Wim Delvoye
revendique, au premier ou au second degré,
l’héritage d’une culture locale – une
appartenance à une communauté humaine et artistique.
Or il existe bien un humour, un art de l’auto-dérision,
un sens de l’absurde spécifiquement belges ; un
art aussi sans doute, de traduire un goût pour la matière,
dans un certain commerce décalé des mots et des
choses.
Au jeu des 7 familles esthétique, dans la « famille
Wim Delvoye », on trouverait sans doute par exemple Broothaers :
lui aussi, jouait sur des objets très étroitement
connotés « belges », sur les clichés,
les crispations idéologiques qu’ils cristallisent
- ses moules sont parentes des bonbonnes
de butagaz aux
décors
de Delft ; un humour qui n’a pas peur de l’abject,
et qui le distancie. Comme Cloaca, son œuvre invitait déjà,
de façon récurrente, à réfléchir
sur les circuits de l’art, l’art et l’argent
( « - moi aussi, je me suis demandé si je ne pouvais
pas vendre quelque chose », déclarait Broothaers à l’occasion
de sa première exposition…), sur le mode de la dérision.
On trouverait même, dans le rôle du grand-père… Magritte ;
un Magritte dont le Déjeuner
en fourrure de
Meret Oppenheim serait l’héritier.
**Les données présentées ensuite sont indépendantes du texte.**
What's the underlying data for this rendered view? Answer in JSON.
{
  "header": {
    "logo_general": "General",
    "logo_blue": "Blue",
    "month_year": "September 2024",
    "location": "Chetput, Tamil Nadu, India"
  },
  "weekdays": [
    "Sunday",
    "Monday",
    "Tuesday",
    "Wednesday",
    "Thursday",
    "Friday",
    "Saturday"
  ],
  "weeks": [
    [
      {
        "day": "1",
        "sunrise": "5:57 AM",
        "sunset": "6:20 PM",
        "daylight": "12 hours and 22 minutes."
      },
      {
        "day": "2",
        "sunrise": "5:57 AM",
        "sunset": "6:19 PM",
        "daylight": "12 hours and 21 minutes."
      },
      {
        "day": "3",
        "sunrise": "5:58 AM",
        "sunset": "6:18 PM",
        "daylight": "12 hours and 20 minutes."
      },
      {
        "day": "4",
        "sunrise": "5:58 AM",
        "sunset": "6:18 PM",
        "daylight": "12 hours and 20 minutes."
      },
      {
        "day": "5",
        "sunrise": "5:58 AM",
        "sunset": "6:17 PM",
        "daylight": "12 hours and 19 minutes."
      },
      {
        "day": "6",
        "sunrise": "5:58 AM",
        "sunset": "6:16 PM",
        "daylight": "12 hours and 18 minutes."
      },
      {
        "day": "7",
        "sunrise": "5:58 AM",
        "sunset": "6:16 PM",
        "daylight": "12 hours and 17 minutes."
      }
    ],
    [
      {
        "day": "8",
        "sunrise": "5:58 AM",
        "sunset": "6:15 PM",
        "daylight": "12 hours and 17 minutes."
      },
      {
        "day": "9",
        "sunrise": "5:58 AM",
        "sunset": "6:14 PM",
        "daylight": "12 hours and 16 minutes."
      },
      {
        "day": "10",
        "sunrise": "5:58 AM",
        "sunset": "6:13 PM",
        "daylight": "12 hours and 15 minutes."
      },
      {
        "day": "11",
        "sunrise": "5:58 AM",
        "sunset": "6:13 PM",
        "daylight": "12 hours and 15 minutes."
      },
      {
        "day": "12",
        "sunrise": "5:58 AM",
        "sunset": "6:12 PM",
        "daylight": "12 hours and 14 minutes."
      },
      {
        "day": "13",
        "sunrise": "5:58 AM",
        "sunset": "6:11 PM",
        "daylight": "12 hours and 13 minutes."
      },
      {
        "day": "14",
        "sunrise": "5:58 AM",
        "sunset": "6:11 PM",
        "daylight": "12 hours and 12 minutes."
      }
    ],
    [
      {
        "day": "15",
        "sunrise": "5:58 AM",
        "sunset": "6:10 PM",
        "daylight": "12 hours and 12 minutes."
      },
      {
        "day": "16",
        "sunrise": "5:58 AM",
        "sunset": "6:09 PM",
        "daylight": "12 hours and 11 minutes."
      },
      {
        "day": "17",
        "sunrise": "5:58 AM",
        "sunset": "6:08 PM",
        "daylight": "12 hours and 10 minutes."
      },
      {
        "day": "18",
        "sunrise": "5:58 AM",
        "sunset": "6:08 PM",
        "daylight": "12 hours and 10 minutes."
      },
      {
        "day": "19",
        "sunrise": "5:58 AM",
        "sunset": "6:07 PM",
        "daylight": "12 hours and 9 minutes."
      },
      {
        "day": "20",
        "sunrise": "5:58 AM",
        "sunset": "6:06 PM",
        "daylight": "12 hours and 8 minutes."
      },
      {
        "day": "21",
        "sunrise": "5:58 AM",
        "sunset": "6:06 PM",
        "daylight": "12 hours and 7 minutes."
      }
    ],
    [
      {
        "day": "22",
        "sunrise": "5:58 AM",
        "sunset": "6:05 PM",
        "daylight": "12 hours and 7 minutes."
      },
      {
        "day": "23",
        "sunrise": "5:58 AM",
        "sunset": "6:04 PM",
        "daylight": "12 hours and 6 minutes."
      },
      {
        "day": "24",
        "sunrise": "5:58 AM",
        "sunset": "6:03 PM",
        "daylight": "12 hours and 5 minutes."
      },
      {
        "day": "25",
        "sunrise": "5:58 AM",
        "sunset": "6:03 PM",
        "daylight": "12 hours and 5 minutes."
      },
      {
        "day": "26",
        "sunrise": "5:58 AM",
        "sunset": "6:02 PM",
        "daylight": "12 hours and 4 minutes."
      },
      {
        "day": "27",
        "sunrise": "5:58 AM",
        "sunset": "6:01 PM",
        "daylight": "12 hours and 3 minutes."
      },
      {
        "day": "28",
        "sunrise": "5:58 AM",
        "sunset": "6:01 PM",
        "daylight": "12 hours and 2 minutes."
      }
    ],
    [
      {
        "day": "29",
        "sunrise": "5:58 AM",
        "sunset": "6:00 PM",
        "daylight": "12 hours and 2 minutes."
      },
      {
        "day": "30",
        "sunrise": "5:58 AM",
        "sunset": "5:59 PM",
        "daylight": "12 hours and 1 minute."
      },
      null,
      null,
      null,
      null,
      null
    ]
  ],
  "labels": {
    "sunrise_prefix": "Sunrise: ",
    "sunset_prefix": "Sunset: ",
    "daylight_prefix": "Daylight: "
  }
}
Bien sûr, Wim Delvoye n’est
pas « surréaliste » ; mais il y a chez lui
un échange permanent des règnes, une perturbation
systématique des rapports entre les images, les objets,
et les mots – une représentation d’objets à lire,
sur le mode de la condensation, du déplacement ou de la
déliaison – qu’il s’agisse d’ailes
d’ange sur les fesses d’un cochon,
ou des « lettres
d’amour d’un jeune arabe à une jeune belge » en épluchures
de pommes de terre – figures inaugurées dans l’univers
des surréalistes belges ; avec aussi, ce jeu avec un certain
académisme de la représentation, ce goût
du fini et du « net » propre à leurs
images .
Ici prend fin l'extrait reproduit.